FLARING PROGRESS: From 2011 to 2013 growth in the amount of gas captured has outpaced growth in the amount of gas flared. Graph created by Watchdog based on DMR gas flaring and capture numbers.

BISMARCK, N.D. — North Dakota’s booming oil production has also produced a boom in a byproduct of oil drilling — natural gas.

But the rapid boost in gas production have led to increases in the amount of excess gas flared off, prompting a debate over the waste of a valuable commodity and the environmental impact of burning it.

However, the most recent gas production and capture numbers from the North Dakota Industrial Commission’s Department of Mineral Resources, show it’s a situation that is improving.

The DMR’s latest report covering activity through December 2013 shows that the amount of gas captured was down in the month due to a gas plant near Tioga going offline for upgrades, but overall in 2013 the amount of gas captured was up 37 percent over 2012 and up more than 135 percent over 2011.

Capture has grown faster than overall production, which increased 122 percent from 2011 to 2013.

The percentage of gas flared has decreased 36.84 percent in 2011 to 33 percent in 2013.

The flaring issue has drawn national scrutiny.
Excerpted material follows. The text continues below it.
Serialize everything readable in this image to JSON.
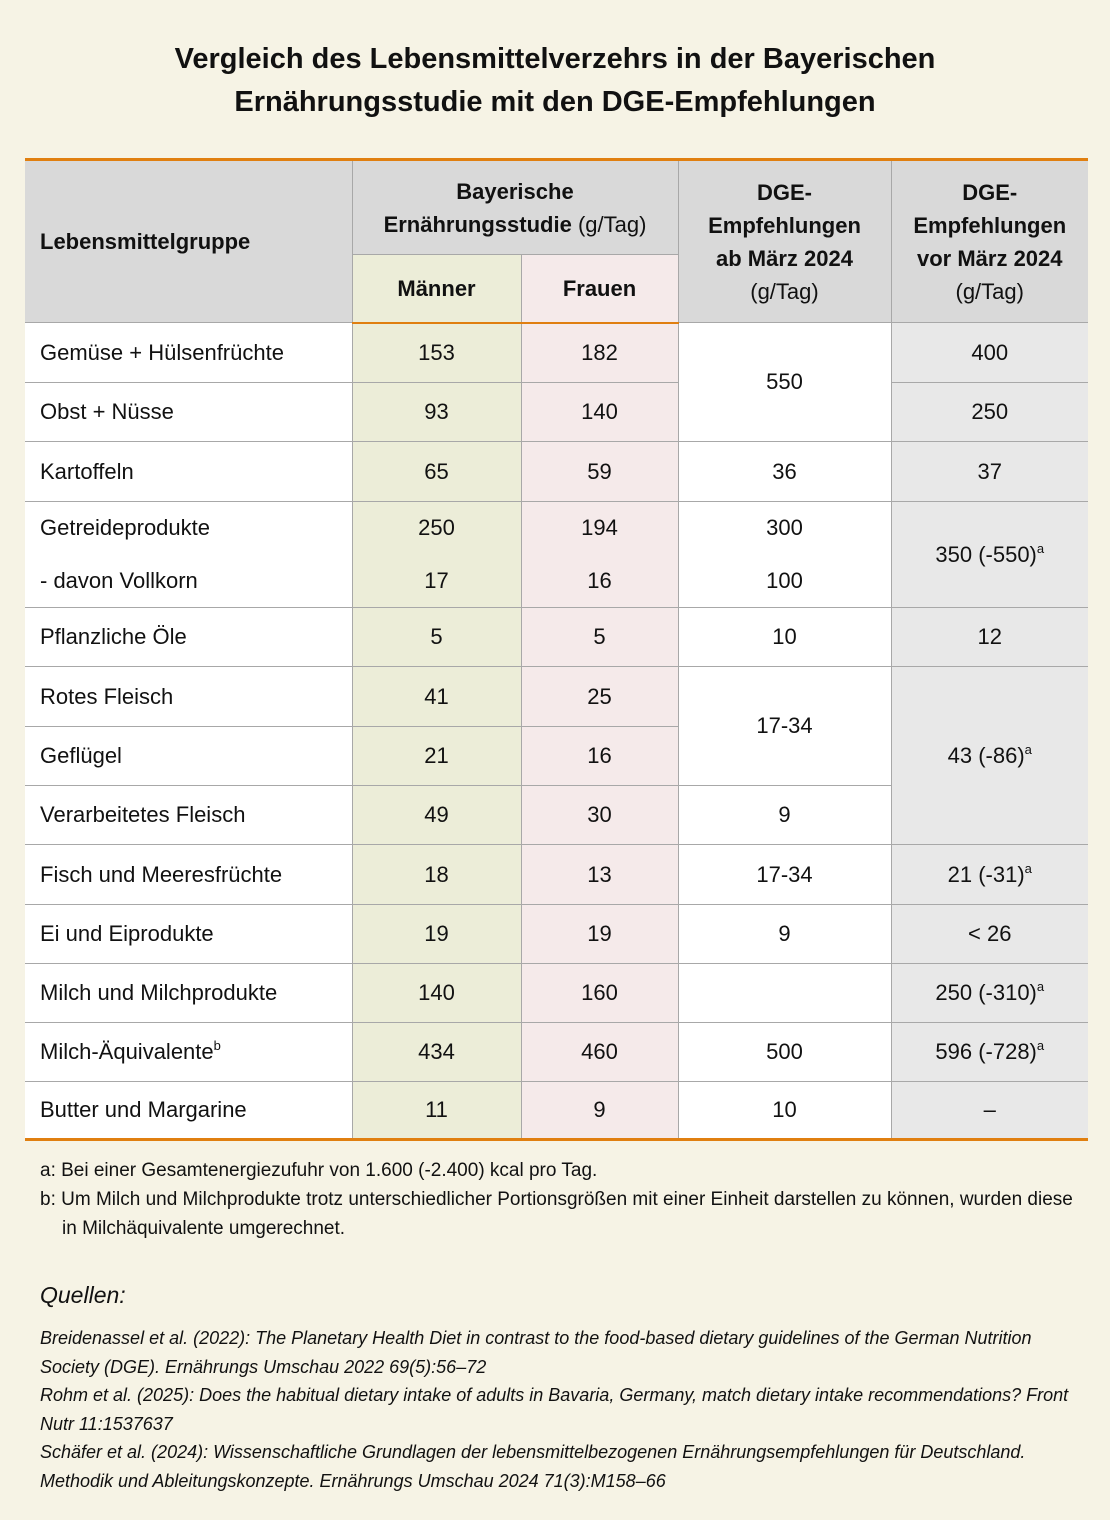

In July 2013, Reuters reported that the state was burning off as much as $100 million worth of gas per month. Capture of gas produced in North Dakota’s oil fields has been complicated by low prices.
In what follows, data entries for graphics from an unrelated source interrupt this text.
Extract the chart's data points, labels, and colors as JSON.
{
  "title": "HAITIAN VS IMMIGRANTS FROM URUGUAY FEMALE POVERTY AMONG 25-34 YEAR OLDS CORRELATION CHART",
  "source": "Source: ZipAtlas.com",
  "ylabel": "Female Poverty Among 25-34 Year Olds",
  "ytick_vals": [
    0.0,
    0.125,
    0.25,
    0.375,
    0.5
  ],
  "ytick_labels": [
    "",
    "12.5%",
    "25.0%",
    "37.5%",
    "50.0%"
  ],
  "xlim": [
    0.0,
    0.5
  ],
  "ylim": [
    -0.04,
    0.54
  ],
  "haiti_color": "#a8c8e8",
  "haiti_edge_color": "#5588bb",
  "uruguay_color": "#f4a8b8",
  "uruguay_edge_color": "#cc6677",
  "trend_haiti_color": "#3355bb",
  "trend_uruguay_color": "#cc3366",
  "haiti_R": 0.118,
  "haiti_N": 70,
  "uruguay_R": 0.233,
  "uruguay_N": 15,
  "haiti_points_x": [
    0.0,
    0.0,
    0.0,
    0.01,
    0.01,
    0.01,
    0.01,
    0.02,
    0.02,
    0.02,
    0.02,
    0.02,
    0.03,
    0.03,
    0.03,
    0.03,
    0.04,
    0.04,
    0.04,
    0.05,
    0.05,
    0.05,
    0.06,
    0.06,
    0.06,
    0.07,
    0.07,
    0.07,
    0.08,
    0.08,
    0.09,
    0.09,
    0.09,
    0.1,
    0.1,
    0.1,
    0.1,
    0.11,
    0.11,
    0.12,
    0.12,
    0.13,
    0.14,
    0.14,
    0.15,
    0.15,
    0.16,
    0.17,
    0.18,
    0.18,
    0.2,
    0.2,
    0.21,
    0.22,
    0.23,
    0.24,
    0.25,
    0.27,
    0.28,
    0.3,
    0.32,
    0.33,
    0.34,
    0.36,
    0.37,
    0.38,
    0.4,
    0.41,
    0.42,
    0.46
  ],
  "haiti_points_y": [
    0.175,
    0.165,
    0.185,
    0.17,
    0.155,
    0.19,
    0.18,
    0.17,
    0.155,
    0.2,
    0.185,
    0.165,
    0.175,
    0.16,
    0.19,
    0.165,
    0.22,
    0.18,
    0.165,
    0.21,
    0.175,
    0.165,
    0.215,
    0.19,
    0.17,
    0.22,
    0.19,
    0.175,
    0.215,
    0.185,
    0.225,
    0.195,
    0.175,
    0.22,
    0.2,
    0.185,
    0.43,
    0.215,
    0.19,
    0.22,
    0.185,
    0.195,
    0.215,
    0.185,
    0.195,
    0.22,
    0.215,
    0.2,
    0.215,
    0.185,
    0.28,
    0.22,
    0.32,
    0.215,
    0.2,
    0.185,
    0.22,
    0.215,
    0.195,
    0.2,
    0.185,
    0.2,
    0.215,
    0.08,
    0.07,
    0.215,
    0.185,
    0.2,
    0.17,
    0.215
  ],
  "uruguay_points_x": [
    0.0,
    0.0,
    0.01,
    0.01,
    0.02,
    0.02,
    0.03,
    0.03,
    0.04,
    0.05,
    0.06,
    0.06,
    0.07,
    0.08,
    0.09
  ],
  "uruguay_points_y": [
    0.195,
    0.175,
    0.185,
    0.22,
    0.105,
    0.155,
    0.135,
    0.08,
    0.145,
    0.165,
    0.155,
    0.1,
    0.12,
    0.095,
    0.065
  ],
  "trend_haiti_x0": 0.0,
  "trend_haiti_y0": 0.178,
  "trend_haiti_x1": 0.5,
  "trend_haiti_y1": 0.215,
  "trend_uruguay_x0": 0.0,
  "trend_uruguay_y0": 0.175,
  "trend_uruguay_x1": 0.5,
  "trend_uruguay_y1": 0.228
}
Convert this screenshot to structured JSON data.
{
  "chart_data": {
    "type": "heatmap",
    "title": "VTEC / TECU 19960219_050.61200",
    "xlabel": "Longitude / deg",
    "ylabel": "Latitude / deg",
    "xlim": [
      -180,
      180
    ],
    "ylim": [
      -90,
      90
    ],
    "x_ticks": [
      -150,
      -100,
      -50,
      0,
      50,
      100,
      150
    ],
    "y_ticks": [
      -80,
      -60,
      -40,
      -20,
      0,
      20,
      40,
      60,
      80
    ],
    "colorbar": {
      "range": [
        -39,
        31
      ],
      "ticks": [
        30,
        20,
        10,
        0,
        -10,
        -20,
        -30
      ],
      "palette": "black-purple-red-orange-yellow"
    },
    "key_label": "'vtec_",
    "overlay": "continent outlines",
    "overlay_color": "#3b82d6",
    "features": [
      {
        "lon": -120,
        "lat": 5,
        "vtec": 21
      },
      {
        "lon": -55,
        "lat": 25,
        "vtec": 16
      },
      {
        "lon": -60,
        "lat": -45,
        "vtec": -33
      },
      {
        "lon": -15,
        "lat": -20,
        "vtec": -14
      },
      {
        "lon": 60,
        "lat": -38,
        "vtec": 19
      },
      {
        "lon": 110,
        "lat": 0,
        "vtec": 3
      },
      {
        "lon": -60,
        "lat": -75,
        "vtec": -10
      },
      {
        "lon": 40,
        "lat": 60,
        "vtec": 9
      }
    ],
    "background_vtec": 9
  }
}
Still, the oil industry has announced plans to increase the amount of gas captured even further in coming years.

FLARING DOWN: The percentage of natural gas flared in North Dakota has decreased since 2011. Graph created by Watchdog based on DMR gas flaring and capture numbers.

The North Dakota Petroleum Council, an advocacy and lobbying group representing the state’s oil and gas industry, announced in January that “the industry can increase natural gas capture to 85 percent within two years, 90 percent capture in six years, and could capture up to 95 percent of gas.”

The group’s flaring task force has recommended oil and gas producers be required to develop a gas capture plan for new wells drilled, enforced by regulatory consequences from the state, and they’re also calling for policies making it easier to build gas capture pipelines.

“Pipeline infrastructure is crucial in capturing natural gas, and inability to obtain right of ways is a primary cause of natural gas flaring,” the NDPC states in a press release. “Easements may take 180 days or more to obtain, which is the period that a well is producing at its highest rate. In some cases, landowners will not grant easements at all. The industry recommends that a ROW [Right Of Way] Task Force be formed to review potential legislation to improve ROW access to reduce flaring.”